Nova norma do Ibama sobre caça de javalis será debatida nesta terça

A regra atual autoriza o uso de cães na caçada, veda maus tratos aos animais e permite instalação de armadilhas do tipo jaula e curral

17 de junho de 2019 às 12h47
Por Agência Câmara Notícias

Foto: Agência Câmara Notícias

A Comissão de Meio Ambiente e Desenvolvimento Sustentável da Câmara dos Deputados discute nesta terça-feira (dia 18) a norma do Instituto Brasileiro do Meio Ambiente e dos Recursos Naturais (Ibama) que permitiu o uso de cães na caça de javalis.

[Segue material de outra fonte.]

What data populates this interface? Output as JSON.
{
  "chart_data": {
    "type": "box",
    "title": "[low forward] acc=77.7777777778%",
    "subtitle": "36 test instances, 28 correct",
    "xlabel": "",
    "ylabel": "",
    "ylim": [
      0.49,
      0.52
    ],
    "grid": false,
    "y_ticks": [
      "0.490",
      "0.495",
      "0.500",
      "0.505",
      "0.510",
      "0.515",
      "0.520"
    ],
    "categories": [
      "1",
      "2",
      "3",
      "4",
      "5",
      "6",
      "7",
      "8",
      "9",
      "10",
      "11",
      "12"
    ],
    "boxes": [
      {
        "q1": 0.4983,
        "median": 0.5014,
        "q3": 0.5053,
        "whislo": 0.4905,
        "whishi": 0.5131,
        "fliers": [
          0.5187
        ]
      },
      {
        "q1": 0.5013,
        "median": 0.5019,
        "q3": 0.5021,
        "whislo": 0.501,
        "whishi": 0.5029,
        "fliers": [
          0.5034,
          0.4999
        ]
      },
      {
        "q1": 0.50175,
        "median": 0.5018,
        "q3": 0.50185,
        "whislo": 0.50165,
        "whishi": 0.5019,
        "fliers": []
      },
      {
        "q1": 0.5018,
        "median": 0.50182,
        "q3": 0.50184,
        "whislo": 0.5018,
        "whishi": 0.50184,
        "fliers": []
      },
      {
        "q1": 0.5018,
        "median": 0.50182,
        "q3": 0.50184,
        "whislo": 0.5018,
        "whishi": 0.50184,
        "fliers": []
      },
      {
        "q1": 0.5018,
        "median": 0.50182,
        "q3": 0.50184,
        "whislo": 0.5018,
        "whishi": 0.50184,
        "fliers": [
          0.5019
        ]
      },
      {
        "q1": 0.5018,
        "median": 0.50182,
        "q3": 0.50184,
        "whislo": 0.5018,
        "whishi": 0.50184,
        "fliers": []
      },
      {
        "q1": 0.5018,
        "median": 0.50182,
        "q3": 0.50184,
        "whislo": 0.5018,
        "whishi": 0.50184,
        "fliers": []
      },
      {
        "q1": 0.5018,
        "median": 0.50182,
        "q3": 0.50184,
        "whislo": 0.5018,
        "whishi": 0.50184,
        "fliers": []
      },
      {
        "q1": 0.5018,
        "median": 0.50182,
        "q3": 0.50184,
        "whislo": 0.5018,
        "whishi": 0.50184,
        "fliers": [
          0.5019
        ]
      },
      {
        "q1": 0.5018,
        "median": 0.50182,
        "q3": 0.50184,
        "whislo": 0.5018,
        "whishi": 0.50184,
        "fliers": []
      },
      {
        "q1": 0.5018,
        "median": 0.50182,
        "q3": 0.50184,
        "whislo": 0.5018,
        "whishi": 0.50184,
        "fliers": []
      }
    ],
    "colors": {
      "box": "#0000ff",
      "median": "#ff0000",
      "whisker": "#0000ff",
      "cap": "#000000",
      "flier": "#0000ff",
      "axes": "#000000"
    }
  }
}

Uma norma anterior já havia permitido o controle populacional do javali-europeu.

“A liberação da prática de caça com fins de controle populacional de espécie considerada lesiva ao meio ambiente brasileiro, colide com a facilitação na prática de transgressões em frentes tão múltiplas que, entende-se, só poderia ser considerada ante extensa fundamentação científica e, mais que tudo, discussão pública e transparente na casa do povo“, argumenta o deputado Ricardo Izar (PP-SP), que pediu a realização do debate.

O javali provoca desequilíbrio ambiental e prejuízos a lavouras de pequeno e médio porte. Sem predadores naturais no País, as populações do animal crescem de forma rápida.

Regras

A nova norma do Ibama cria o Sistema de Informação de Manejo de Fauna (Simaf) para monitoramento das atividades de manejo do javali. Segundo o Ibama, o sistema dispensa a entrega de relatórios de manejo em papel nas unidades do órgão. Os dados passam a ser informados diretamente no sistema pelas pessoas autorizadas a realizar o manejo.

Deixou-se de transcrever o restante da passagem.